Know what it is to be Franco by attending a Gus Van Sant/James Franco art exhibit

Until construction is complete on James Franco’s Funhouse—a mile-long hallway of slanted mirrors and Super 8 projectors, scored by a busted boombox playing tapes of laugh-tracks from old episodes of Taxi, according to our pamphlet—the closest you will come to knowing what it is to be Franco may well be the upcoming “Unfinished” exhibit at Beverly Hills’ Gagosian Gallery. Franco has teamed with his Milk collaborator Gus Van Sant, who will show eight works on paper that transform random Internet images into watercolor paintings, alongside Franco’s dual film projects Endless Idaho and My Own Private River.

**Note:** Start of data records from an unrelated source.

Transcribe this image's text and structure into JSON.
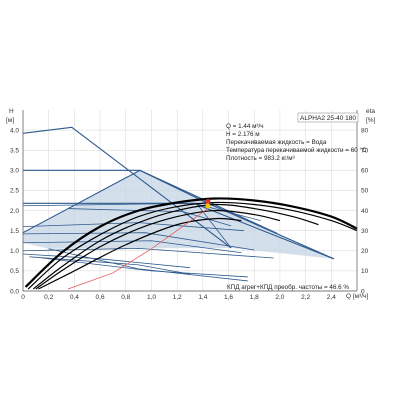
{
  "chart_data": {
    "type": "line",
    "model": "ALPHA2 25-40 180",
    "left_axis": {
      "label_top": "H",
      "label_unit": "[м]",
      "ticks": [
        "0.0",
        "0.5",
        "1.0",
        "1.5",
        "2.0",
        "2.5",
        "3.0",
        "3.5",
        "4.0"
      ],
      "range": [
        0,
        4.5
      ]
    },
    "right_axis": {
      "label_top": "eta",
      "label_unit": "[%]",
      "ticks": [
        "0",
        "10",
        "20",
        "30",
        "40",
        "50",
        "60",
        "70",
        "80"
      ],
      "range": [
        0,
        90
      ]
    },
    "x_axis": {
      "label": "Q [м³/ч]",
      "ticks": [
        "0",
        "0,2",
        "0,4",
        "0,6",
        "0,8",
        "1,0",
        "1,2",
        "1,4",
        "1,6",
        "1,8",
        "2,0",
        "2,2",
        "2,4"
      ],
      "range": [
        0,
        2.6
      ]
    },
    "info_lines": [
      "Q = 1.44 м³/ч",
      "H = 2.176 м",
      "Перекачиваемая жидкость = Вода",
      "Температура перекачиваемой жидкости = 60 °C",
      "Плотность = 983.2 кг/м³"
    ],
    "bottom_note": "КПД агрег+КПД преобр. частоты = 46.6 %",
    "operating_point": {
      "q": 1.44,
      "h": 2.176,
      "efficiency": 46.6
    },
    "pump_curves": [
      {
        "name": "",
        "x": [
          0,
          0.38,
          1.62
        ],
        "y": [
          3.92,
          4.07,
          1.07
        ]
      },
      {
        "name": "",
        "x": [
          0,
          0.91,
          1.98
        ],
        "y": [
          3.0,
          3.0,
          1.43
        ]
      },
      {
        "name": "",
        "x": [
          0,
          1.33,
          2.42
        ],
        "y": [
          2.18,
          2.18,
          0.8
        ]
      },
      {
        "name": "",
        "x": [
          0,
          0.91,
          1.44,
          2.42
        ],
        "y": [
          1.45,
          3.0,
          2.18,
          0.8
        ]
      },
      {
        "name": "",
        "x": [
          0,
          1.35,
          1.62
        ],
        "y": [
          2.12,
          2.18,
          1.07
        ]
      },
      {
        "name": "",
        "x": [
          0,
          0.9,
          1.72
        ],
        "y": [
          1.6,
          1.7,
          1.5
        ]
      },
      {
        "name": "",
        "x": [
          0,
          0.95,
          1.8
        ],
        "y": [
          1.42,
          1.45,
          1.02
        ]
      },
      {
        "name": "",
        "x": [
          0,
          1.0,
          1.7
        ],
        "y": [
          1.2,
          1.25,
          0.95
        ]
      },
      {
        "name": "",
        "x": [
          0,
          0.9,
          1.95
        ],
        "y": [
          1.0,
          1.06,
          0.82
        ]
      },
      {
        "name": "",
        "x": [
          0,
          0.6,
          1.3
        ],
        "y": [
          0.92,
          0.8,
          0.58
        ]
      },
      {
        "name": "",
        "x": [
          0.05,
          0.9,
          1.3
        ],
        "y": [
          0.85,
          0.65,
          0.42
        ]
      },
      {
        "name": "",
        "x": [
          0.2,
          0.9,
          1.75
        ],
        "y": [
          1.05,
          0.55,
          0.25
        ]
      },
      {
        "name": "",
        "x": [
          0.15,
          1.0,
          1.75
        ],
        "y": [
          0.82,
          0.5,
          0.35
        ]
      },
      {
        "name": "",
        "x": [
          1.33,
          1.85
        ],
        "y": [
          2.18,
          1.75
        ]
      },
      {
        "name": "",
        "x": [
          0.35,
          1.25,
          1.62
        ],
        "y": [
          2.05,
          1.97,
          1.62
        ]
      }
    ],
    "efficiency_curves": [
      {
        "name": "",
        "x": [
          0.02,
          0.3,
          0.6,
          0.9,
          1.2,
          1.5,
          1.8,
          2.1,
          2.4,
          2.6
        ],
        "y": [
          2,
          19,
          32,
          40,
          44,
          46,
          45,
          42,
          37,
          31
        ]
      },
      {
        "name": "",
        "x": [
          0.04,
          0.3,
          0.6,
          0.9,
          1.2,
          1.5,
          1.8,
          2.1,
          2.4,
          2.6
        ],
        "y": [
          1,
          16,
          28,
          37,
          42,
          44,
          43,
          40,
          35,
          30
        ]
      },
      {
        "name": "",
        "x": [
          0.08,
          0.3,
          0.6,
          0.9,
          1.2,
          1.5,
          1.8,
          2.1,
          2.3
        ],
        "y": [
          1,
          12,
          25,
          34,
          40,
          43,
          41,
          37,
          33
        ]
      },
      {
        "name": "",
        "x": [
          0.1,
          0.3,
          0.6,
          0.9,
          1.2,
          1.5,
          1.8,
          2.0
        ],
        "y": [
          1,
          10,
          22,
          31,
          37,
          40,
          38,
          35
        ]
      },
      {
        "name": "",
        "x": [
          0.12,
          0.4,
          0.8,
          1.2,
          1.5,
          1.7
        ],
        "y": [
          1,
          10,
          23,
          33,
          36,
          35
        ]
      }
    ],
    "power_curve": {
      "x": [
        0.35,
        0.7,
        1.0,
        1.25,
        1.44
      ],
      "y": [
        0.05,
        0.45,
        1.05,
        1.62,
        2.05
      ]
    },
    "colors": {
      "curve": "#2d5a8e",
      "shade": "#c5d4e6",
      "efficiency": "#000000",
      "power": "#e05050",
      "point_a": "#e8302a",
      "point_b": "#f5c400",
      "grid": "#cccccc"
    },
    "grid": true
  }
}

For the fittingly titled Endless Idaho, Franco took Van Sant’s Keanu Reeves/River Phoenix Shakespearean hustler story My Own Private Idaho and added in countless outtakes, deleted scenes, interviews, location scouting shots, and rehearsal footage to create a 12-hour “unprecedented look into the workaday process of making a movie.” Once you’ve properly absorbed that, you can then move on to My Own Private River, which is Franco’s personally assembled River Phoenix montage, set to an original score by Michael Stipe. “Unfinished” opens this Saturday and runs through April 9, at which point the “Unfinished” will finally become finished, as James Franco curls up on the sidewalk outside the Viper Room and films himself sleeping for the next 20 years.